What
is the difference between XML and HTML?
In
contrast to SGML or XML, HTML is a specific markup language that
contains a fixed set of elements and attributes. HTML has a limited
repertoire of structural tags like headings, lists, and links, some
tags for encoding formatting information like text attributes and
layout, and very few tags for encoding types of information content.
This design decision by Tim Berners-Lee, the inventor of the Web,
was the right choice because it made HTML easy to understand and
implement, leading to its rapid adoption. The idea of naming things
in plain text with the content "between the tags" is highly intuitive,
so even children can create Web pages.
However,
as the Web evolved, HTML's initially simple tag set encouraged "hand-crafting"

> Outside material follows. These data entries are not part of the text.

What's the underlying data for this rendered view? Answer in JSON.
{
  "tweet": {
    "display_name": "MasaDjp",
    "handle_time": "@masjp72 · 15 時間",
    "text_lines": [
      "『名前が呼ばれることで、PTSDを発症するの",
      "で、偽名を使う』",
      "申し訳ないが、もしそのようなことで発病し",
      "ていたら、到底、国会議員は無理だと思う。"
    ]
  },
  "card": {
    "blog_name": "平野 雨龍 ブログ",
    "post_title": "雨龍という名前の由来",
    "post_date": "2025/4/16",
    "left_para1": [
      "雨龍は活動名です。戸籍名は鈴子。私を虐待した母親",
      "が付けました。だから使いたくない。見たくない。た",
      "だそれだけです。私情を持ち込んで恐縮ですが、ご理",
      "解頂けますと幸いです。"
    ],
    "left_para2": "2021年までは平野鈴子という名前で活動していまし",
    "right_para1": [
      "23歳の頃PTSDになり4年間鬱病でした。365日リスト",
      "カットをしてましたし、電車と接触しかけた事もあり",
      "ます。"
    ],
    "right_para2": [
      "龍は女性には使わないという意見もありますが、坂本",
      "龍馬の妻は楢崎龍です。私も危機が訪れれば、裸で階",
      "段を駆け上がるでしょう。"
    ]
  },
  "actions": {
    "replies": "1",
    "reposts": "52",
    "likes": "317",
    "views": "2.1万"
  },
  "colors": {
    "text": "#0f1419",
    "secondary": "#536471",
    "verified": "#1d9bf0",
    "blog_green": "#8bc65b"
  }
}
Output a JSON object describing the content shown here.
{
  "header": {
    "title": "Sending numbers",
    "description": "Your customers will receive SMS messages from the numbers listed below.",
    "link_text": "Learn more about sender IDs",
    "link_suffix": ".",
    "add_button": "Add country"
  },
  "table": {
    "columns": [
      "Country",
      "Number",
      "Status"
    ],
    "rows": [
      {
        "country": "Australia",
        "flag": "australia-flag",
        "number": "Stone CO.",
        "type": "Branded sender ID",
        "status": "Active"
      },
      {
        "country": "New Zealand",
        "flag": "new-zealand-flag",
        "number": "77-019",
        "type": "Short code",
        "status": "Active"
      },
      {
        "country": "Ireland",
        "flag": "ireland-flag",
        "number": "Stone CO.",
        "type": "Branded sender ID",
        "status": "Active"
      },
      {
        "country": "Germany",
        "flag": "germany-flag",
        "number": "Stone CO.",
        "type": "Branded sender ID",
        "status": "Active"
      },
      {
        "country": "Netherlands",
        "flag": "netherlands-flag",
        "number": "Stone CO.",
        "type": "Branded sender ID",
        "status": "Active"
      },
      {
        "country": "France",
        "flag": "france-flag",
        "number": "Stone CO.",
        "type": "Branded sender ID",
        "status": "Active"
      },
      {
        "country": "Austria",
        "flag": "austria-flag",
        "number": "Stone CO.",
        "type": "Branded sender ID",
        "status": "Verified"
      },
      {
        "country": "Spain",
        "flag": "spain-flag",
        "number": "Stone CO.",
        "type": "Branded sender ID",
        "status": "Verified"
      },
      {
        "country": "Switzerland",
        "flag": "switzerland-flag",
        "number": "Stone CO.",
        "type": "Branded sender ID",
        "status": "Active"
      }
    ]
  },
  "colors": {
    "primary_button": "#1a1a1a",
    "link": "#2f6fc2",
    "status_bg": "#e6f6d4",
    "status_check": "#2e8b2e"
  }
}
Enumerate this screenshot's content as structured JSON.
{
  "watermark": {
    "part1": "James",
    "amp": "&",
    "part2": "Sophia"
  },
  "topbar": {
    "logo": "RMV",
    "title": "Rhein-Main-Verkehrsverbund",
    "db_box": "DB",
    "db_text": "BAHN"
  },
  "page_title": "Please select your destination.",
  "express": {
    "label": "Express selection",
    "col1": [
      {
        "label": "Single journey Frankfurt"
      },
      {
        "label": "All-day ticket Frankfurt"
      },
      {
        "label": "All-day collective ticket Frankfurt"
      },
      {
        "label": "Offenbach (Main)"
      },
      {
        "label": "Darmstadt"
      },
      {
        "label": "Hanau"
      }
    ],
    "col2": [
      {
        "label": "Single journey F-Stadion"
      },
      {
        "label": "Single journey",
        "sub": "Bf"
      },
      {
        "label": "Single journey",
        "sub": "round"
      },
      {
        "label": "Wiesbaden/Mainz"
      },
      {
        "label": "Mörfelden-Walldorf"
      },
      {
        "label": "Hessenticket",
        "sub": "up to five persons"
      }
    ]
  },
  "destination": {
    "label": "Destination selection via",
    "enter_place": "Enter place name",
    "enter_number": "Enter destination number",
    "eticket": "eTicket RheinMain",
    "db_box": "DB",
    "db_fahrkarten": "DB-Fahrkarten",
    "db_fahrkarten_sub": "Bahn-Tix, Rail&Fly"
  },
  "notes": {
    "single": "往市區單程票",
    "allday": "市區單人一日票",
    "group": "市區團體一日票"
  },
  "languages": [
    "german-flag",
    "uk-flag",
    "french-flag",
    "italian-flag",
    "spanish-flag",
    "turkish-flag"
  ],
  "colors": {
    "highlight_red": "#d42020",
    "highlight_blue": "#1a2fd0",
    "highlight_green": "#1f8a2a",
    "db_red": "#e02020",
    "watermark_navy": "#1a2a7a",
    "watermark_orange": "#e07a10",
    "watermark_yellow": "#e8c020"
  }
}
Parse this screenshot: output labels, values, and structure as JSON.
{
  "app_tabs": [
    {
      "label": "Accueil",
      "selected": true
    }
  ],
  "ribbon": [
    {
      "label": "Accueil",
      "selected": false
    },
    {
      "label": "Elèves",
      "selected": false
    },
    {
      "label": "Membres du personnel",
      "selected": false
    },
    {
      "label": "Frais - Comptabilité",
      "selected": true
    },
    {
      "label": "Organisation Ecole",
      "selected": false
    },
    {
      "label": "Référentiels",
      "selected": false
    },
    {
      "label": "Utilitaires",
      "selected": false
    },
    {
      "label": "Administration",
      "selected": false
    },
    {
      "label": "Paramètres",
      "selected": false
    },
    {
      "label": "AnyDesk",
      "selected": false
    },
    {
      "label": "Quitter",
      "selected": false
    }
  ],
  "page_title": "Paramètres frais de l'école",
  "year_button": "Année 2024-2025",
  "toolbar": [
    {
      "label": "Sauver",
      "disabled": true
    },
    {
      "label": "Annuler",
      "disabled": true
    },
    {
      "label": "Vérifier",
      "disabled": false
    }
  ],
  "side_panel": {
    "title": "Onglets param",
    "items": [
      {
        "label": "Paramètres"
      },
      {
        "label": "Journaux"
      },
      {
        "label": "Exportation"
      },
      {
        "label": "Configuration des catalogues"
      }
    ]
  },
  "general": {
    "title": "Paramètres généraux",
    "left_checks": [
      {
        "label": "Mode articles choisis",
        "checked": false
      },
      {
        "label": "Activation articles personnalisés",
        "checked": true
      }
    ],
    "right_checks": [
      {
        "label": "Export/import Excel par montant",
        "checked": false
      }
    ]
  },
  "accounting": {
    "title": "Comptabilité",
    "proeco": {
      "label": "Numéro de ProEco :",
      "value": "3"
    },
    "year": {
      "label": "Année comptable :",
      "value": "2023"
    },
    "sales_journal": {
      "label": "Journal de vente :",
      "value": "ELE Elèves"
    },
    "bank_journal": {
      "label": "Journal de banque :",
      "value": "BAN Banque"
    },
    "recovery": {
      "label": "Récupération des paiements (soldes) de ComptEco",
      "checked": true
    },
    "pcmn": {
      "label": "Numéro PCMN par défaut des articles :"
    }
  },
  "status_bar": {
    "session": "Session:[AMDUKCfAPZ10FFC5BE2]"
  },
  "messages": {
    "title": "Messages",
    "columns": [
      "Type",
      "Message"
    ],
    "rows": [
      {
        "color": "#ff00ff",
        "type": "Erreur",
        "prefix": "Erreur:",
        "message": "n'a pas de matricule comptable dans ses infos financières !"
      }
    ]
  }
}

of Web pages, misuse of tags to achieve formatting effects, and
proprietary additions to HTML by browser and application developers
who needed richer markup to support additional functionality. Furthermore,
while HTML can be described using a DTD, the vast majority of HTML
on the Web is invalid. Taken together, HTML's fundamental limitations
and typical usage without validation make it difficult for search
engines and automated processes to exploit Web information because
of the lack of reliable semantic encoding. XML can solve these problems
with HTML and give the Web a much stronger capability for electronic
commerce. XML makes it possible to encode information with meaningful
structure and semantics in a very accessible notation that is both
human-readable and readily processable by computers. While XML 1.0
adds no new modeling capabilities beyond those that have been available
in SGML for over a decade, the simpler XML syntax makes it much
easier for non-specialists to participate in the design of new markup
languages..